Around the beginning of this month, EA announced that Nexon will publish FIFA Online 3 in Korea. This wasn't widely expected since the former owns about 15% of FIFA Online 2's operator, Neowiz. I have no real feel for what's going on in their respective corporate war rooms, but some of the information that has come out definitely piqued my interest.
Specifically, it seems that FIFA Online 2's annual revenue in that country is a little south of $90 million. To put this in perspective, generating this amount via a $15 per month fee would require half a million subscribers. And we're only talking about Korea, with a population of approximately 50 million. If this online franchise manages to gain more popularity globally, what might its potential be?
SWTOR cash shop may offer items that affect stats
Last week, the SWTOR Life fansite posted an interview from Gamescom in which Executive Producer Jeff Hickman said “there will be some things that we put out in the store that do enhance power value in some way, but not at the top end.” While this brief quote should be taken in its full context, which includes stating clearly that “we do not believe in Pay to Win”, I'm having trouble understanding why BioWare might have chosen to take this direction.
If the items are such that “most players will have something better than this anyway”, what's the point? Will such merchandise bring in sufficient revenue from the remaining minority to warrant the flak the team will take for putting them up for sale? Since I know nothing more than what I've read, I can't comment knowledgeably on the planned implementation. What I can say, however, is that my initial reaction wasn't “Wow, what a great idea.”
Zynga lobbying Washington for real-money poker.
You may recall that I play online poker and consider it a form of quasi-MMOG. Accordingly, I was intrigued when this recent article in the Wall Street Journal reported that social gaming giant Zynga is taking steps to move into the American market. This isn't a surprise since the company had previously stated its intention to do so elsewhere as early as the first half of next year.
At present, the legislative scene in the US is a huge mess, thanks in no small part to a tangled morass of corporate and individual agendas combined with the way federal and state powers are split. So for example, Nevada residents may be able to play online poker on regulated sites within the next few months, but only with others who live in that jurisdiction. Meanwhile, unless I missed something, it's still a crime for anyone in the state of Washington to play.
In case you don't realize the kind of money that's involved, market leader Pokerstars, which is thought to have about a 70% share globally despite being closed to Americans, recently agreed to a $731 million settlement package with the Department of Justice so that it could acquire the dormant / defunct former number 2, Full Tilt Poker. The latter's principals are still accused of running a Ponzi scheme that left US and international players being owed about $334 million dollars.

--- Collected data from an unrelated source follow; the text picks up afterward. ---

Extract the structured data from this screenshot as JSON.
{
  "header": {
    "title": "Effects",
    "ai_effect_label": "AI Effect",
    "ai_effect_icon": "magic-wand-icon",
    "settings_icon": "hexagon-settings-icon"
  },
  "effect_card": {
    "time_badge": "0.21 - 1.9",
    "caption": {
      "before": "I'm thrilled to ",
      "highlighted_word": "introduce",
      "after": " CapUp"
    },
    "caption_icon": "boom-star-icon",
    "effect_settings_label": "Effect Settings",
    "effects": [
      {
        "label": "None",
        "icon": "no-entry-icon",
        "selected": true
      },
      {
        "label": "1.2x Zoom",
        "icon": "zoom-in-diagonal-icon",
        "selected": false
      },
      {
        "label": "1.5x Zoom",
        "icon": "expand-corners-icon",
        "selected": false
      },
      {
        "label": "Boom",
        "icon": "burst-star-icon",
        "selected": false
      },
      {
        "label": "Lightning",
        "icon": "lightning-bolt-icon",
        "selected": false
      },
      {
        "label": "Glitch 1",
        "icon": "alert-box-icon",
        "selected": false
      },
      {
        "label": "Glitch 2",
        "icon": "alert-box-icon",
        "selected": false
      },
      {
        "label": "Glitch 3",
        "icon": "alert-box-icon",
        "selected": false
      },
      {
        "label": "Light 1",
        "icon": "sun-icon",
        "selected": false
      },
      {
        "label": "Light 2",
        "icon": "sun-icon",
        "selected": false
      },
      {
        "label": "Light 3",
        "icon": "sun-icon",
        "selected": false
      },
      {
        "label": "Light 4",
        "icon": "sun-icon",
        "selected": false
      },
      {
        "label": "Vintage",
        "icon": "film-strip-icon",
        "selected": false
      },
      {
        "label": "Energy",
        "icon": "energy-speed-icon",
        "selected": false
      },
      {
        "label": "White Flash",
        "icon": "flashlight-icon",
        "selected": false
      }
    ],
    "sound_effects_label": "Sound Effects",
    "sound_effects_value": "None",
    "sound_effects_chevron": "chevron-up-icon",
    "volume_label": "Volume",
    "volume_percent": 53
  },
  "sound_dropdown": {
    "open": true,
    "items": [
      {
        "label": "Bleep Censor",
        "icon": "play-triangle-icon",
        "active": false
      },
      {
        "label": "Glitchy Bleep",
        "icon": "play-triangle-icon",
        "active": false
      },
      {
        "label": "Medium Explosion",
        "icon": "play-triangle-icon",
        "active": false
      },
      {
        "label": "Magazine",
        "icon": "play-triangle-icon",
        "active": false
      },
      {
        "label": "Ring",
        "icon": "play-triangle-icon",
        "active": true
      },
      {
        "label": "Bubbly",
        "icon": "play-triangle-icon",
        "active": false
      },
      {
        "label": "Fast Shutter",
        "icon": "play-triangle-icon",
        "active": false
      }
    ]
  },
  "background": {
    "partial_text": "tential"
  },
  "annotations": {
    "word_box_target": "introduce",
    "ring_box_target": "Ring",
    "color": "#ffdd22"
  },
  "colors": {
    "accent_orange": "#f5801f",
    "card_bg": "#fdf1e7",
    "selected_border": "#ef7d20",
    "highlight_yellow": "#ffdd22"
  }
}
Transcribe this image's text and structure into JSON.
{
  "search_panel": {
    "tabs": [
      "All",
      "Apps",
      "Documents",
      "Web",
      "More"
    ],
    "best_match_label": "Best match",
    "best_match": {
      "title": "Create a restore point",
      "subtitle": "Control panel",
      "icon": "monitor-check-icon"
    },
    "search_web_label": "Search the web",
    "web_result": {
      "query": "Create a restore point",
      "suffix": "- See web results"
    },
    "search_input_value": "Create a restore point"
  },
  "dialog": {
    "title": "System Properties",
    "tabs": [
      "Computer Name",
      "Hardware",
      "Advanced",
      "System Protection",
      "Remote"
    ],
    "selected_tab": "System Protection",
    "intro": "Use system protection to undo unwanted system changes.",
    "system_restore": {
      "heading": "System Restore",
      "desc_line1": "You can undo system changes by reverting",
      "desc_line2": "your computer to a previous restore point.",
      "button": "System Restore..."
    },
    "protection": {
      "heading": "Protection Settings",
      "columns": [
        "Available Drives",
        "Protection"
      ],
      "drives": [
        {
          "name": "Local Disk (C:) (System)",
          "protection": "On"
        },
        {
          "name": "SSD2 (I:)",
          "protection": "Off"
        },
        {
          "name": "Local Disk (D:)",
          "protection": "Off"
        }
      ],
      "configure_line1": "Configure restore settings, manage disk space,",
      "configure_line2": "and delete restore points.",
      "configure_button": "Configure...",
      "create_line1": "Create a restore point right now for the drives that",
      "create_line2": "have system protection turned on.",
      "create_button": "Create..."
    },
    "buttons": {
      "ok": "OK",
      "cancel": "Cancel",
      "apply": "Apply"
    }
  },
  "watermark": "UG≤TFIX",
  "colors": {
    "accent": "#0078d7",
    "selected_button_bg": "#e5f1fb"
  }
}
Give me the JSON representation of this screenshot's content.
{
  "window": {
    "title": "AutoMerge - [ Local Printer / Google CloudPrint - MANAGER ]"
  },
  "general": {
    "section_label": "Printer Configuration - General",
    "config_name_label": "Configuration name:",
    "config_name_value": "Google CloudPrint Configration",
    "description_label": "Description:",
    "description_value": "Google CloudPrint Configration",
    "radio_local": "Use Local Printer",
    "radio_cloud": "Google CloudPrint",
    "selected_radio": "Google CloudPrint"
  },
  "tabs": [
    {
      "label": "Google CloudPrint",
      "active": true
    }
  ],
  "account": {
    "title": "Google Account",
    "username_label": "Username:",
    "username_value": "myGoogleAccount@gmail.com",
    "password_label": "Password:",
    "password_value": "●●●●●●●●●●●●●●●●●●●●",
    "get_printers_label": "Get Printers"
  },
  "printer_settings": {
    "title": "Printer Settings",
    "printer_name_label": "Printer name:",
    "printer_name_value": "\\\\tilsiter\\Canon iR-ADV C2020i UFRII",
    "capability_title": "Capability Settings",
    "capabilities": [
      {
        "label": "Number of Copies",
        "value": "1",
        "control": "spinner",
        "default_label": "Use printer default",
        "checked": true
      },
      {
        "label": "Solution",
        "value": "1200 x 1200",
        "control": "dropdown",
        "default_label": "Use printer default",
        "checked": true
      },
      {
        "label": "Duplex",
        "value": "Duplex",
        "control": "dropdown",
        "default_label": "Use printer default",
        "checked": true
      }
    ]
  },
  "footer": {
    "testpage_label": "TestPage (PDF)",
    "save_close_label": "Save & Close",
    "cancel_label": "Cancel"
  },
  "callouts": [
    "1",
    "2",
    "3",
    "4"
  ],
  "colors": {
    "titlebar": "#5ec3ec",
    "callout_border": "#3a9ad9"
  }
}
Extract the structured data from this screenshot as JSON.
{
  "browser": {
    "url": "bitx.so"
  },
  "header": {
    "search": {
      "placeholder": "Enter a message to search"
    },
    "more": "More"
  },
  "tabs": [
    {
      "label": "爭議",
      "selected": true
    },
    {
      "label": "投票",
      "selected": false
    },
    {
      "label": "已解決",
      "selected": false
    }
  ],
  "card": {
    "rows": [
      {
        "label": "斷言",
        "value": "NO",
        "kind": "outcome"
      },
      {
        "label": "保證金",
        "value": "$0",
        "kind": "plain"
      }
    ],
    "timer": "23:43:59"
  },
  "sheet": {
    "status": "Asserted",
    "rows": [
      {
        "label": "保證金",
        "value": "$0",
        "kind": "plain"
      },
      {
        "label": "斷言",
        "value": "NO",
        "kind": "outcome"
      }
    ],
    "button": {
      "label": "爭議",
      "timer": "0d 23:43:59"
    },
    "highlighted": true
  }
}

The deal includes provision for all of this to be paid out, although there has been no indication when or how this will happen.
Oddly enough, when Pokerstars was obliged to leave the US market, it quickly paid out its players' balances. But for unknown reasons, the DOJ has chosen to disburse the American Full Tilt money by employing an outside contractor that has yet to be named.
In any event, I'm curious as to if, how and when Zynga's current lobbying effort might spread into other types of games. While it may seem pretty farfetched, could we possibly be headed toward seeing real-money virtual poker rooms and casinos that are accessible through our favorite MMOGs?